Пошли, Фома, тут поблиз ведунья живет, бок твой залечим. Хорошая ведунья,
в три дни одюжишь. И поведешь меня в Новагород.
...Знал я, про каку ведунью Серафим говорит. Ее и татаре боялись, и мы
тот лесок стороной обходили, а нужда заставляла - заглядывали. Лечила она
то срамно, то страшно, зато всегда споро и наверно. А из чего зелья варила
- про то христианской душе лучше и вовсе не знать: греха мене. Там и выпий
помет, и жабья блевотина, и паучья слюна липкая, все в дело шло. Тьфу!

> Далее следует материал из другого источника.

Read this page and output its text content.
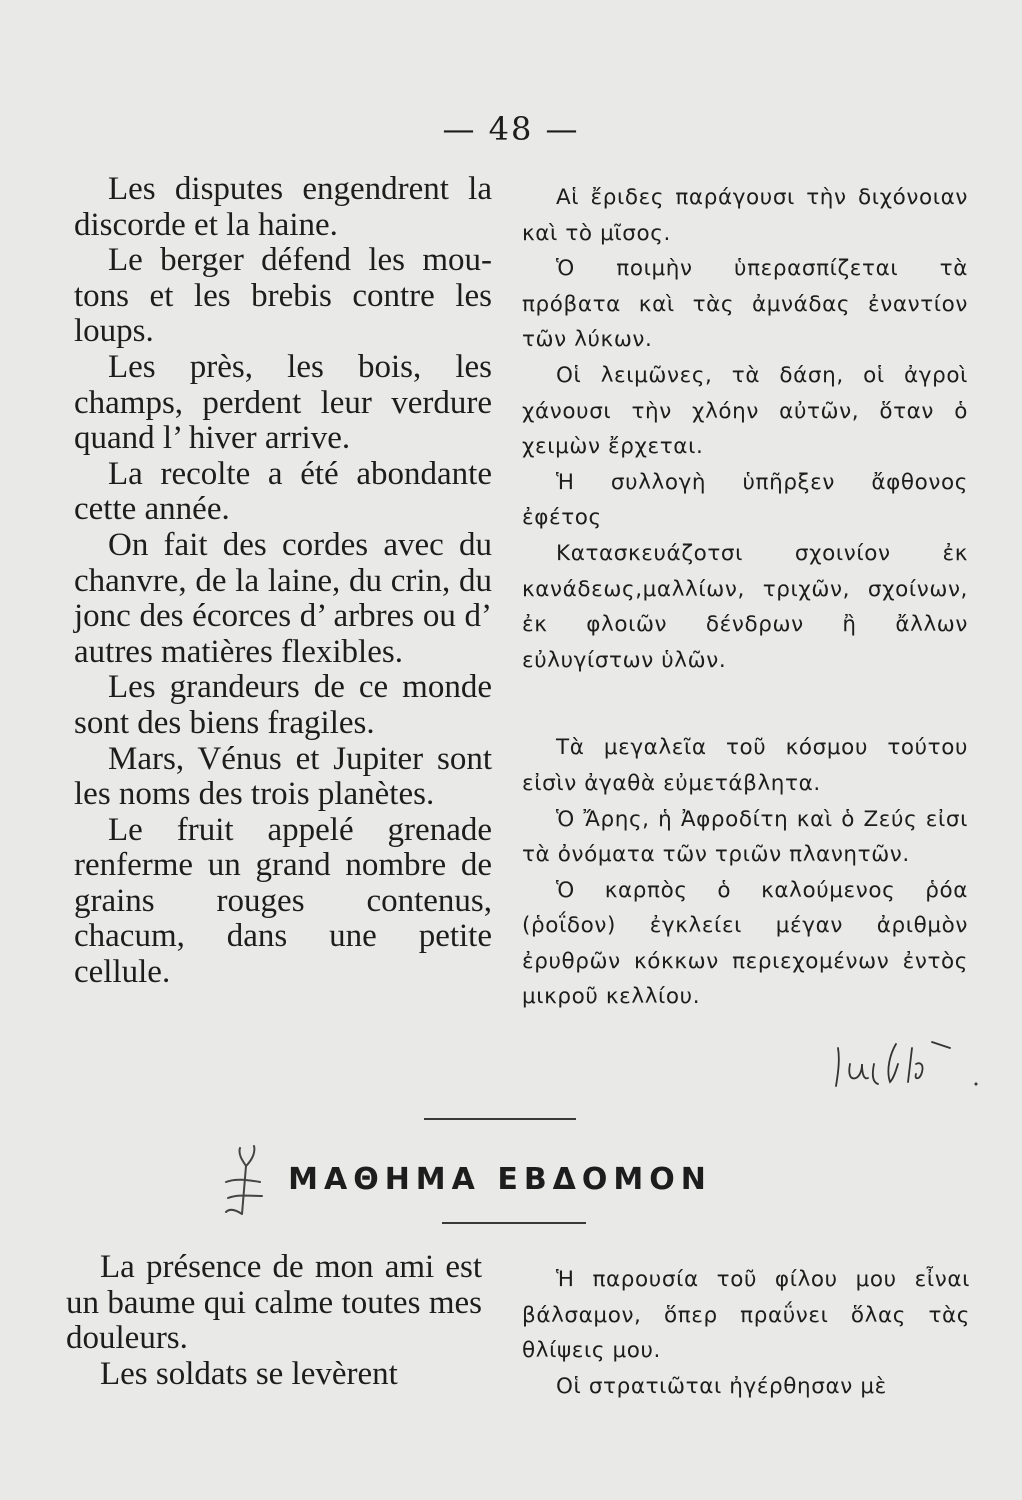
— 48 —

Les disputes engendrent la discorde et la haine.

Le berger défend les moutons et les brebis contre les loups.

Les près, les bois, les champs, perdent leur verdure quand l’ hiver arrive.

La recolte a été abondante cette année.

On fait des cordes avec du chanvre, de la laine, du crin, du jonc des écorces d’ arbres ou d’ autres matières flexibles.

Les grandeurs de ce monde sont des biens fragiles.

Mars, Vénus et Jupiter sont les noms des trois planètes.

Le fruit appelé grenade renferme un grand nombre de grains rouges contenus, chacum, dans une petite cellule.

Αἱ ἔριδες παράγουσι τὴν διχόνοιαν καὶ τὸ μῖσος.

Ὁ ποιμὴν ὑπερασπίζεται τὰ πρόβατα καὶ τὰς ἀμνάδας ἐναντίον τῶν λύκων.

Οἱ λειμῶνες, τὰ δάση, οἱ ἀγροὶ χάνουσι τὴν χλόην αὐτῶν, ὅταν ὁ χειμὼν ἔρχεται.

Ἡ συλλογὴ ὑπῆρξεν ἄφθονος ἐφέτος

Κατασκευάζοτσι σχοινίον ἐκ κανάδεως,μαλλίων, τριχῶν, σχοίνων, ἐκ φλοιῶν δένδρων ἢ ἄλλων εὐλυγίστων ὑλῶν.

Τὰ μεγαλεῖα τοῦ κόσμου τούτου εἰσὶν ἀγαθὰ εὐμετάβλητα.

Ὁ Ἄρης, ἡ Ἀφροδίτη καὶ ὁ Ζεύς εἰσι τὰ ὀνόματα τῶν τριῶν πλανητῶν.

Ὁ καρπὸς ὁ καλούμενος ῥόα (ῥοΐδον) ἐγκλείει μέγαν ἀριθμὸν ἐρυθρῶν κόκκων περιεχομένων ἐντὸς μικροῦ κελλίου.

ΜΑΘΗΜΑ ΕΒΔΟΜΟΝ

La présence de mon ami est un baume qui calme toutes mes douleurs.

Les soldats se levèrent

Ἡ παρουσία τοῦ φίλου μου εἶναι βάλσαμον, ὅπερ πραΰνει ὅλας τὰς θλίψεις μου.

Οἱ στρατιῶται ἠγέρθησαν μὲ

- Неохота мне к ней идти, Серафим. Само зарастет, с молитвою. Я полежу,
Серафим, а ты иди. Иди, куда хочешь.
- И пойду. Вот Ярило на пепелище накатится, да краснеть зачнет, и сразу
пойду. С тобой, без тебя ли... А до той поры полежи, Фома. Поспи. Я на
коней гляну, поблиз буду - кликни, ежели что...
Сказал и ушел Серафим - а боль моя со мной осталась. Не боль в
распоротом стрелою боку (к ней-то я притерпелся), а сердечная боль за
князя со гридники, люто казненных осатанелою татарвой. Князь быстро помер.